Natuurherstel werpt zijn vruchten af
Dat natuurherstel loont, blijkt uit de resultaten van de ‘Witte Bergen’ aan de oostkant van het Kogelvangersven, waar een aantal kenmerkende heide- en bosrandsoorten het sinds het herstel van stuifzandheide goed doen. In 2020 is het dichtgegroeide zandduin, op een paar oude grove dennen na, vrijgezet van alle bomen en is er ondiep geplagd. Daarbij zijn alle mierennesten zorgvuldig gespaard. Op de kale bodem is de heide goed aan het opkomen en is het voor veel andere insecten een aantrekkelijk leefgebied geworden. Dat hier ook vogels van profiteren blijkt dus uit een toename van de boompieper, boomleeuwerik, putters en fitissen. Ook typische bosrandvogels als nachtzwaluw en gekraagde roodstaart zijn in aantal toegenomen .

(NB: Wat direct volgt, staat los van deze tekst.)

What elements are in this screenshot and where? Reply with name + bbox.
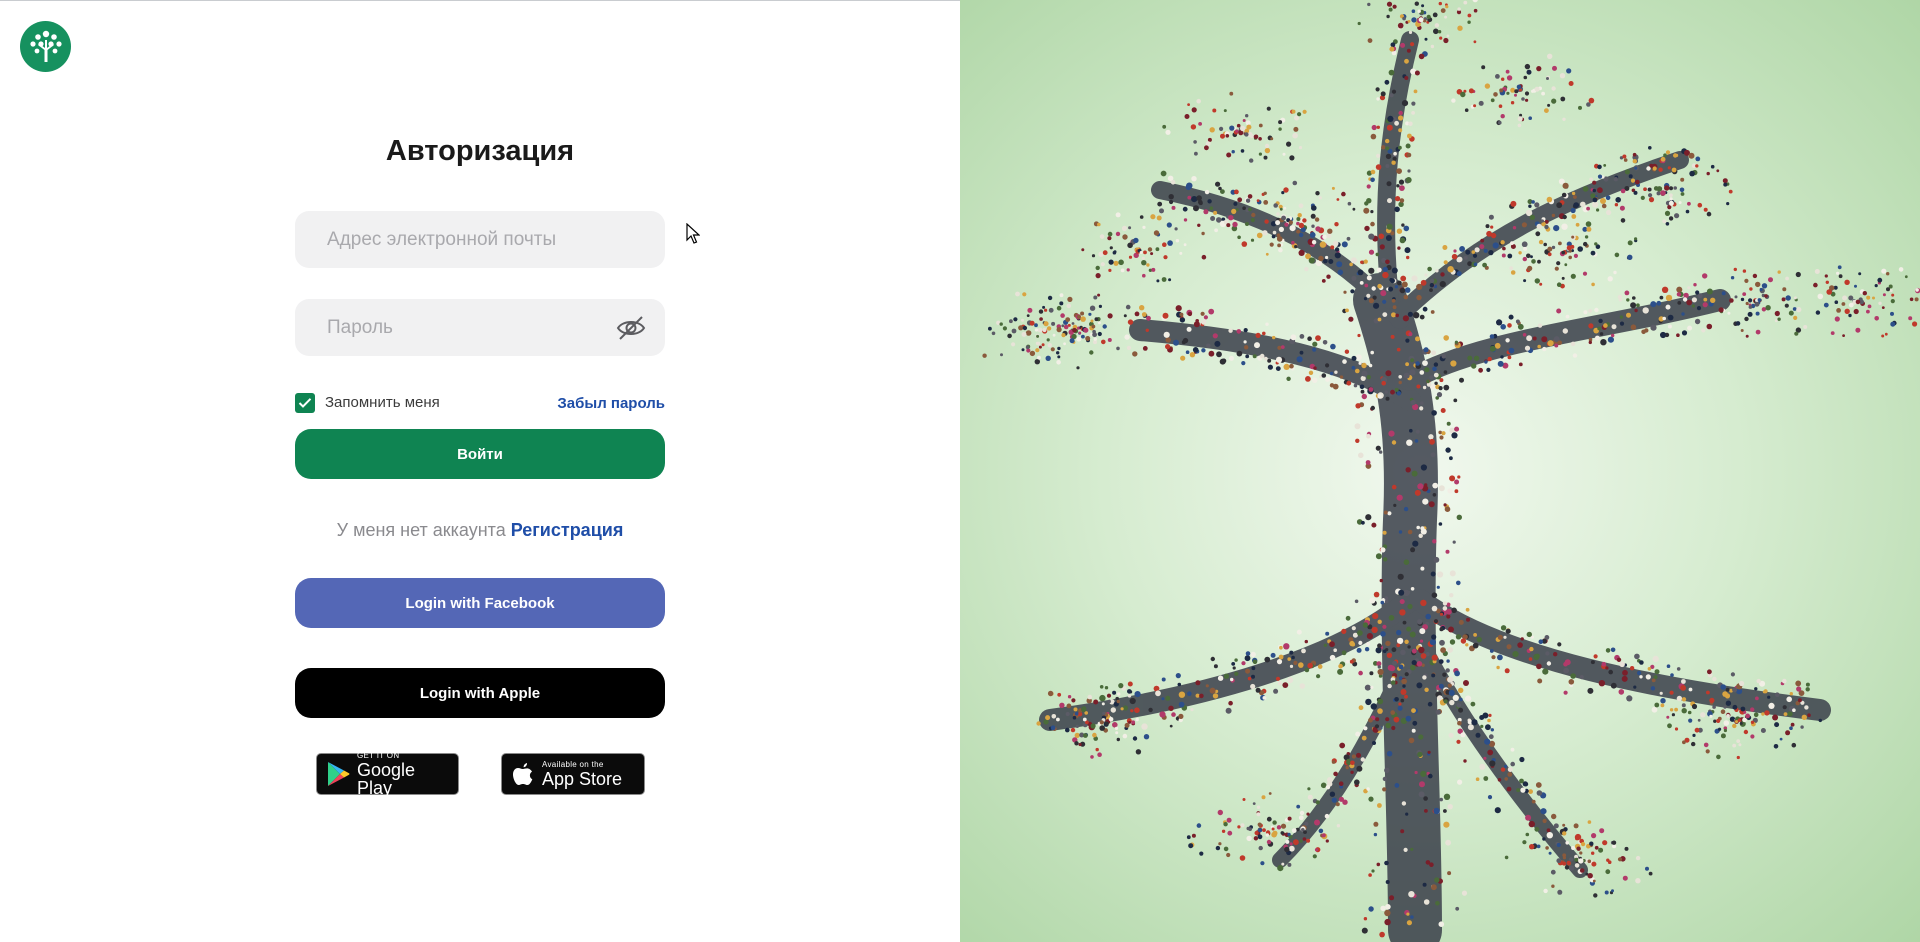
page-title: Авторизация: [385, 135, 575, 167]
register-prompt: У меня нет аккаунта Регистрация: [295, 519, 665, 541]
google-play-big-text: Google Play: [357, 759, 416, 798]
password-field[interactable]: [327, 316, 633, 339]
google-play-small-text: GET IT ON: [357, 750, 400, 760]
check-icon: [298, 398, 312, 408]
login-button[interactable]: Войти: [295, 429, 665, 479]
login-pane: Авторизация Адрес электронной почты Запо…: [0, 0, 960, 942]
remember-me[interactable]: Запомнить меня: [295, 393, 440, 413]
brand-logo[interactable]: [20, 21, 71, 72]
google-play-badge[interactable]: GET IT ON Google Play: [316, 750, 459, 798]
google-play-icon: [328, 762, 350, 786]
forgot-password-link[interactable]: Забыл пароль: [557, 395, 665, 412]
login-form: Авторизация Адрес электронной почты Запо…: [295, 127, 665, 798]
app-store-badges: GET IT ON Google Play Available on the A…: [295, 750, 665, 798]
remember-forgot-row: Запомнить меня Забыл пароль: [295, 392, 665, 414]
mouse-cursor-icon: [686, 223, 700, 244]
people-tree-illustration: [982, 0, 1920, 942]
apple-icon: [513, 763, 533, 785]
app-store-small-text: Available on the: [542, 759, 604, 769]
password-field-container: [295, 299, 665, 356]
apple-login-button[interactable]: Login with Apple: [295, 668, 665, 718]
app-store-badge[interactable]: Available on the App Store: [501, 753, 645, 795]
email-field-container: [295, 211, 665, 268]
register-link[interactable]: Регистрация: [511, 520, 624, 540]
facebook-login-button[interactable]: Login with Facebook: [295, 578, 665, 628]
login-page: Авторизация Адрес электронной почты Запо…: [0, 0, 1920, 942]
eye-off-icon[interactable]: [615, 315, 647, 341]
remember-me-label: Запомнить меня: [325, 394, 440, 411]
remember-me-checkbox[interactable]: [295, 393, 315, 413]
no-account-text: У меня нет аккаунта: [336, 520, 506, 540]
email-field[interactable]: [327, 228, 633, 251]
app-store-big-text: App Store: [542, 768, 623, 789]
hero-image-pane: [960, 0, 1920, 942]
tree-logo-icon: [29, 30, 62, 62]
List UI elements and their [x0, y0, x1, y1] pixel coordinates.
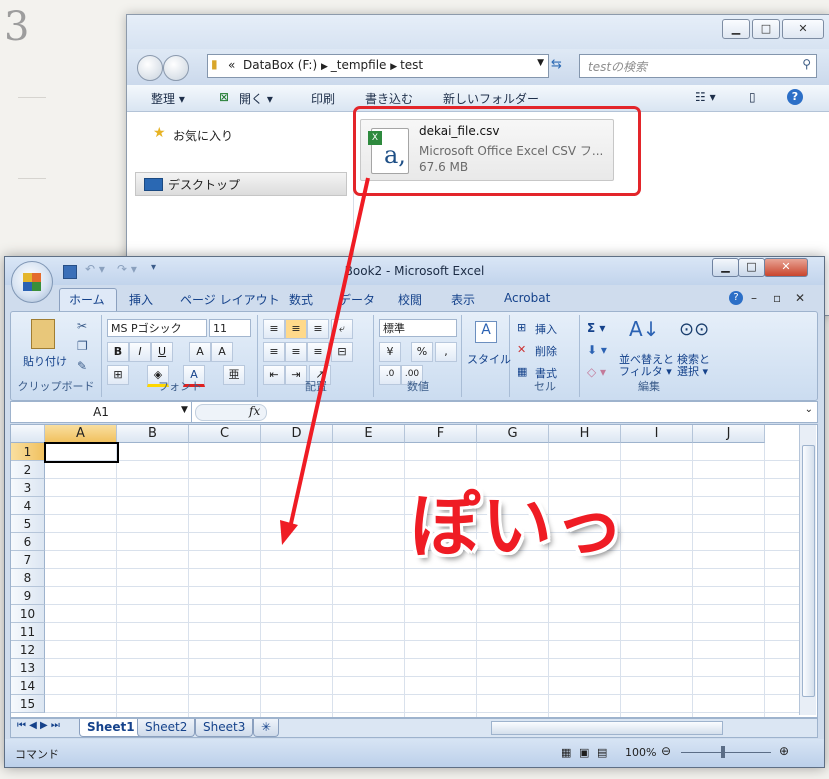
overlay-caption: ぽいっ [410, 485, 626, 567]
arrow-line [288, 177, 370, 529]
drag-arrow [280, 177, 370, 545]
arrow-head [280, 520, 298, 545]
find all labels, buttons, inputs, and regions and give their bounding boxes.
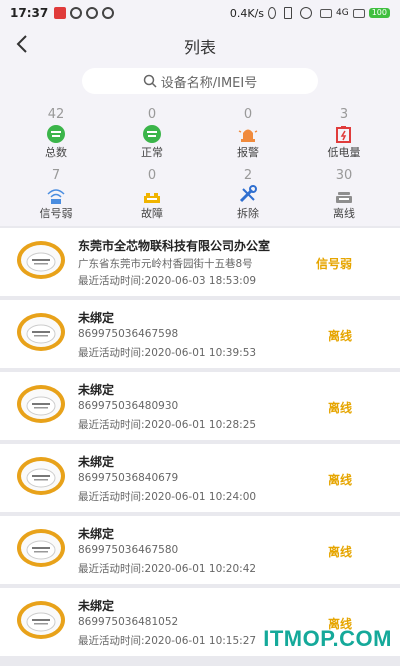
stat-label: 低电量 <box>327 146 361 159</box>
search-icon <box>143 74 157 88</box>
weak-signal-icon <box>47 189 65 204</box>
status-badge: 离线 <box>327 329 352 343</box>
status-time: 17:37 <box>10 6 49 20</box>
stat-count: 0 <box>243 107 253 122</box>
smoke-detector-icon <box>17 241 65 279</box>
stat-removed[interactable]: 2 拆除 <box>213 168 283 222</box>
stat-label: 拆除 <box>237 207 259 220</box>
battery-icon: 100 <box>368 8 390 18</box>
list-item[interactable]: 东莞市全芯物联科技有限公司办公室 广东省东莞市元岭村香园街十五巷8号 最近活动时… <box>0 228 400 296</box>
alarm-icon <box>238 129 258 142</box>
device-name: 未绑定 <box>78 455 115 469</box>
stat-count: 0 <box>147 168 157 183</box>
bluetooth-icon <box>268 7 277 19</box>
stat-label: 总数 <box>45 146 67 159</box>
smoke-detector-icon <box>17 529 65 567</box>
removed-icon <box>239 185 257 203</box>
search-placeholder: 设备名称/IMEI号 <box>160 75 258 91</box>
summary-panel: 设备名称/IMEI号 42 总数 0 正常 0 报警 3 低电量 7 信号弱 0… <box>0 64 400 226</box>
stat-count: 2 <box>243 168 253 183</box>
last-active-time: 最近活动时间:2020-06-01 10:20:42 <box>78 563 257 575</box>
link-icon <box>102 7 115 19</box>
list-item[interactable]: 未绑定 869975036480930 最近活动时间:2020-06-01 10… <box>0 372 400 440</box>
status-bar: 17:37 0.4K/s 4G 100 <box>0 0 400 26</box>
status-badge: 离线 <box>327 473 352 487</box>
smoke-detector-icon <box>17 457 65 495</box>
last-active-time: 最近活动时间:2020-06-01 10:28:25 <box>78 419 257 431</box>
device-imei: 869975036481052 <box>78 616 179 628</box>
signal-label: 4G <box>336 8 349 18</box>
stat-count: 30 <box>335 168 353 183</box>
stat-normal[interactable]: 0 正常 <box>117 107 187 161</box>
stat-total[interactable]: 42 总数 <box>21 107 91 161</box>
stat-fault[interactable]: 0 故障 <box>117 168 187 222</box>
stat-label: 信号弱 <box>39 207 73 220</box>
list-item[interactable]: 未绑定 869975036840679 最近活动时间:2020-06-01 10… <box>0 444 400 512</box>
wifi-icon <box>352 8 365 18</box>
network-speed: 0.4K/s <box>229 6 265 20</box>
last-active-time: 最近活动时间:2020-06-01 10:39:53 <box>78 347 257 359</box>
status-badge: 离线 <box>327 545 352 559</box>
status-badge: 信号弱 <box>315 257 352 271</box>
device-imei: 869975036467598 <box>78 328 179 340</box>
search-input[interactable]: 设备名称/IMEI号 <box>82 68 318 94</box>
device-name: 未绑定 <box>78 383 115 397</box>
alarm-clock-icon <box>300 7 313 19</box>
vibrate-icon <box>284 7 293 19</box>
chat-icon <box>86 7 99 19</box>
smoke-detector-icon <box>17 385 65 423</box>
stat-count: 42 <box>47 107 65 122</box>
smoke-detector-icon <box>17 313 65 351</box>
sim-icon <box>320 8 333 18</box>
device-name: 未绑定 <box>78 599 115 613</box>
stat-offline[interactable]: 30 离线 <box>309 168 379 222</box>
stat-count: 0 <box>147 107 157 122</box>
stat-label: 故障 <box>141 207 163 220</box>
device-imei: 869975036480930 <box>78 400 179 412</box>
offline-icon <box>336 192 352 203</box>
device-name: 东莞市全芯物联科技有限公司办公室 <box>78 239 271 253</box>
stat-low-battery[interactable]: 3 低电量 <box>309 107 379 161</box>
device-imei: 869975036467580 <box>78 544 179 556</box>
device-name: 未绑定 <box>78 527 115 541</box>
normal-icon <box>143 125 161 143</box>
last-active-time: 最近活动时间:2020-06-01 10:15:27 <box>78 635 257 647</box>
list-item[interactable]: 未绑定 869975036467580 最近活动时间:2020-06-01 10… <box>0 516 400 584</box>
nav-bar: 列表 <box>0 26 400 64</box>
last-active-time: 最近活动时间:2020-06-01 10:24:00 <box>78 491 257 503</box>
device-imei: 869975036840679 <box>78 472 179 484</box>
app-icon <box>70 7 83 19</box>
stat-count: 7 <box>51 168 61 183</box>
low-battery-icon <box>336 126 351 143</box>
device-address: 广东省东莞市元岭村香园街十五巷8号 <box>78 258 253 270</box>
stat-label: 正常 <box>141 146 163 159</box>
smoke-detector-icon <box>17 601 65 639</box>
fault-icon <box>144 193 160 203</box>
stat-label: 报警 <box>237 146 259 159</box>
device-name: 未绑定 <box>78 311 115 325</box>
stat-count: 3 <box>339 107 349 122</box>
message-icon <box>54 7 67 19</box>
page-title: 列表 <box>183 38 216 57</box>
watermark: ITMOP.COM <box>263 626 392 651</box>
total-icon <box>47 125 65 143</box>
stat-label: 离线 <box>333 207 355 220</box>
last-active-time: 最近活动时间:2020-06-03 18:53:09 <box>78 275 257 287</box>
stat-weak-signal[interactable]: 7 信号弱 <box>21 168 91 222</box>
stat-alarm[interactable]: 0 报警 <box>213 107 283 161</box>
list-item[interactable]: 未绑定 869975036467598 最近活动时间:2020-06-01 10… <box>0 300 400 368</box>
status-badge: 离线 <box>327 401 352 415</box>
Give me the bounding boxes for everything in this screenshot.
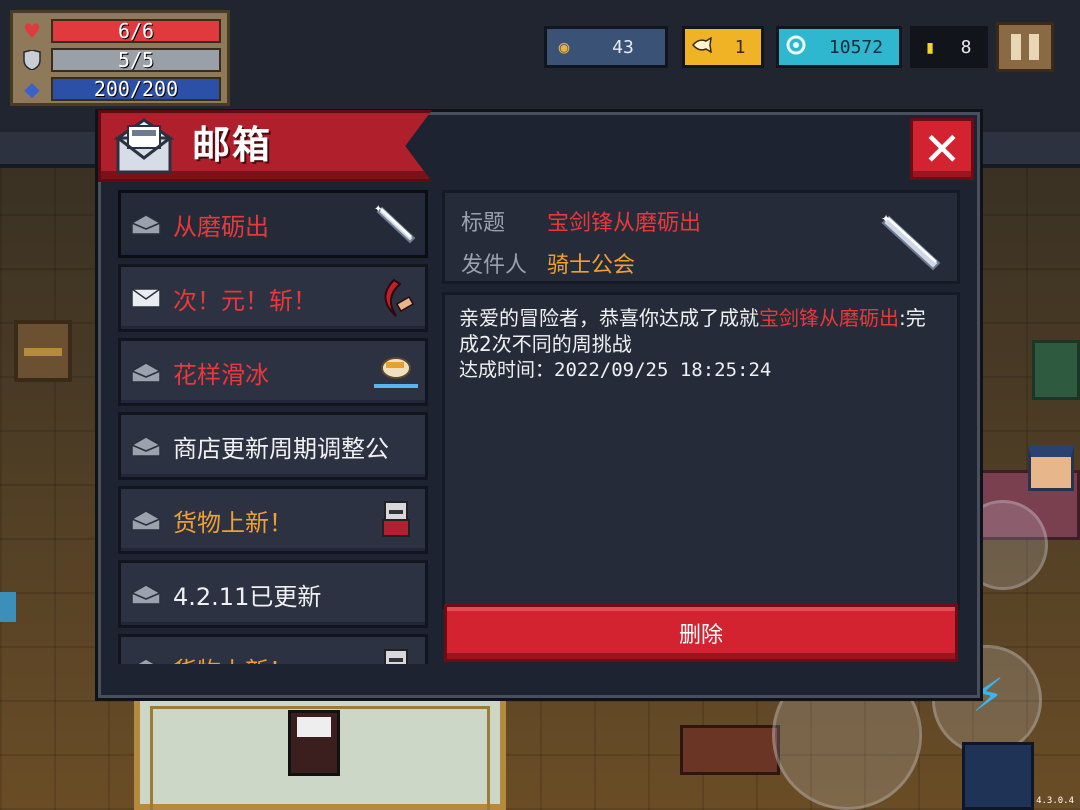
mailbox-title: 邮箱 bbox=[192, 123, 273, 167]
crescent-blade-icon bbox=[371, 272, 421, 324]
mail-list-item[interactable]: 次！元！斩！ bbox=[118, 264, 428, 332]
green-terminal bbox=[1032, 340, 1080, 400]
energy-dot-icon: ▮ bbox=[924, 36, 936, 58]
mail-body: 亲爱的冒险者，恭喜你达成了成就宝剑锋从磨砺出:完成2次不同的周挑战 达成时间：2… bbox=[442, 292, 960, 610]
mail-item-title: 次！元！斩！ bbox=[173, 286, 317, 315]
robot-pet bbox=[962, 742, 1034, 810]
player-character bbox=[288, 710, 340, 776]
sender-field: 发件人 骑士公会 bbox=[461, 247, 635, 279]
shield-icon bbox=[19, 49, 45, 71]
subject-value: 宝剑锋从磨砺出 bbox=[547, 211, 702, 236]
mail-list[interactable]: 从磨砺出✦次！元！斩！花样滑冰商店更新周期调整公货物上新！4.2.11已更新货物… bbox=[118, 190, 428, 664]
mail-item-title: 货物上新！ bbox=[173, 508, 293, 537]
energy-row: ◆ 200/200 bbox=[19, 75, 221, 103]
coin-icon: ◉ bbox=[558, 36, 570, 58]
unread-envelope-icon bbox=[131, 287, 161, 309]
pause-button[interactable] bbox=[996, 22, 1054, 72]
svg-text:✦: ✦ bbox=[881, 212, 891, 226]
energy-counter: ▮ 8 bbox=[910, 26, 988, 68]
mail-item-title: 花样滑冰 bbox=[173, 360, 269, 389]
sword-icon: ✦ bbox=[879, 211, 949, 273]
mail-item-title: 商店更新周期调整公 bbox=[173, 434, 389, 463]
treasure-chest bbox=[14, 320, 72, 382]
energy-value: 200/200 bbox=[93, 77, 179, 101]
svg-text:✦: ✦ bbox=[374, 204, 382, 215]
npc-clerk bbox=[1028, 445, 1074, 491]
read-envelope-icon bbox=[131, 583, 161, 605]
blue-object bbox=[0, 592, 16, 622]
read-envelope-icon bbox=[131, 361, 161, 383]
mail-detail-header: 标题 宝剑锋从磨砺出 发件人 骑士公会 ✦ bbox=[442, 190, 960, 284]
merchant-icon bbox=[371, 642, 421, 664]
mail-item-title: 货物上新！ bbox=[173, 651, 371, 665]
sword-icon: ✦ bbox=[371, 198, 421, 250]
gem-icon bbox=[779, 35, 813, 60]
pause-icon bbox=[1011, 34, 1021, 60]
gems-counter: 10572 bbox=[776, 26, 902, 68]
close-button[interactable]: ✕ bbox=[910, 118, 974, 180]
merchant-icon bbox=[371, 494, 421, 546]
mail-envelope-icon bbox=[113, 116, 175, 176]
read-envelope-icon bbox=[131, 435, 161, 457]
read-envelope-icon bbox=[131, 657, 161, 664]
mail-list-item[interactable]: 货物上新！ bbox=[118, 634, 428, 664]
mail-list-item[interactable]: 商店更新周期调整公 bbox=[118, 412, 428, 480]
mail-item-title: 4.2.11已更新 bbox=[173, 582, 322, 611]
subject-field: 标题 宝剑锋从磨砺出 bbox=[461, 205, 701, 237]
mail-list-item[interactable]: 从磨砺出 ✦ bbox=[118, 190, 428, 258]
health-bar: 6/6 bbox=[51, 19, 221, 43]
mail-body-text: 亲爱的冒险者，恭喜你达成了成就宝剑锋从磨砺出:完成2次不同的周挑战 bbox=[459, 306, 926, 356]
armor-bar: 5/5 bbox=[51, 48, 221, 72]
achievement-name: 宝剑锋从磨砺出 bbox=[759, 306, 899, 330]
sender-label: 发件人 bbox=[461, 253, 528, 278]
read-envelope-icon bbox=[131, 509, 161, 531]
mana-gem-icon: ◆ bbox=[24, 77, 40, 101]
player-stats-panel: ♥ 6/6 5/5 ◆ 200/200 bbox=[10, 10, 230, 106]
read-envelope-icon bbox=[131, 213, 161, 235]
energy-bar: 200/200 bbox=[51, 77, 221, 101]
tea-table bbox=[680, 725, 780, 775]
mail-list-item[interactable]: 花样滑冰 bbox=[118, 338, 428, 406]
sender-value: 骑士公会 bbox=[547, 253, 636, 278]
fish-counter: 1 bbox=[682, 26, 764, 68]
delete-button[interactable]: 删除 bbox=[444, 604, 958, 662]
gems-value: 10572 bbox=[828, 36, 884, 58]
mail-list-item[interactable]: 货物上新！ bbox=[118, 486, 428, 554]
armor-row: 5/5 bbox=[19, 46, 221, 74]
heart-icon: ♥ bbox=[23, 19, 41, 43]
fish-value: 1 bbox=[734, 36, 746, 58]
armor-value: 5/5 bbox=[117, 48, 155, 72]
coins-value: 43 bbox=[612, 36, 634, 58]
skater-icon bbox=[371, 346, 421, 398]
mail-list-item[interactable]: 4.2.11已更新 bbox=[118, 560, 428, 628]
energy-small-value: 8 bbox=[960, 36, 972, 58]
health-row: ♥ 6/6 bbox=[19, 17, 221, 45]
subject-label: 标题 bbox=[461, 211, 506, 236]
version-label: 4.3.0.4 bbox=[1036, 796, 1074, 806]
mail-item-title: 从磨砺出 bbox=[173, 212, 269, 241]
achievement-time: 达成时间：2022/09/25 18:25:24 bbox=[459, 359, 772, 381]
health-value: 6/6 bbox=[117, 19, 155, 43]
coins-counter: ◉ 43 bbox=[544, 26, 668, 68]
fish-icon bbox=[685, 36, 719, 58]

Blijf op pad om broedvogels niet te verstoren
De Vogelwerkgroep heeft het afgelopen jaar geconstateerd dat nattigheid en recreatie de natuur onder druk zetten. “Wij zien veel illegale paadjes”, zegt Hellings, “ontstaan door wandelaars die zelf een drogere route dwars door het bos en over heide zoeken. Dat lijdt niet alleen tot vernieling, maar verstoort ook broedvogels. Om dit te voorkomen is het dus heel belangrijk dat de wandelpaden goed begaanbaar blijven, maar door de aanhoudende nattigheid lukt dat niet. Dat is wel een zorgenpunt voor het komende broedseizoen”.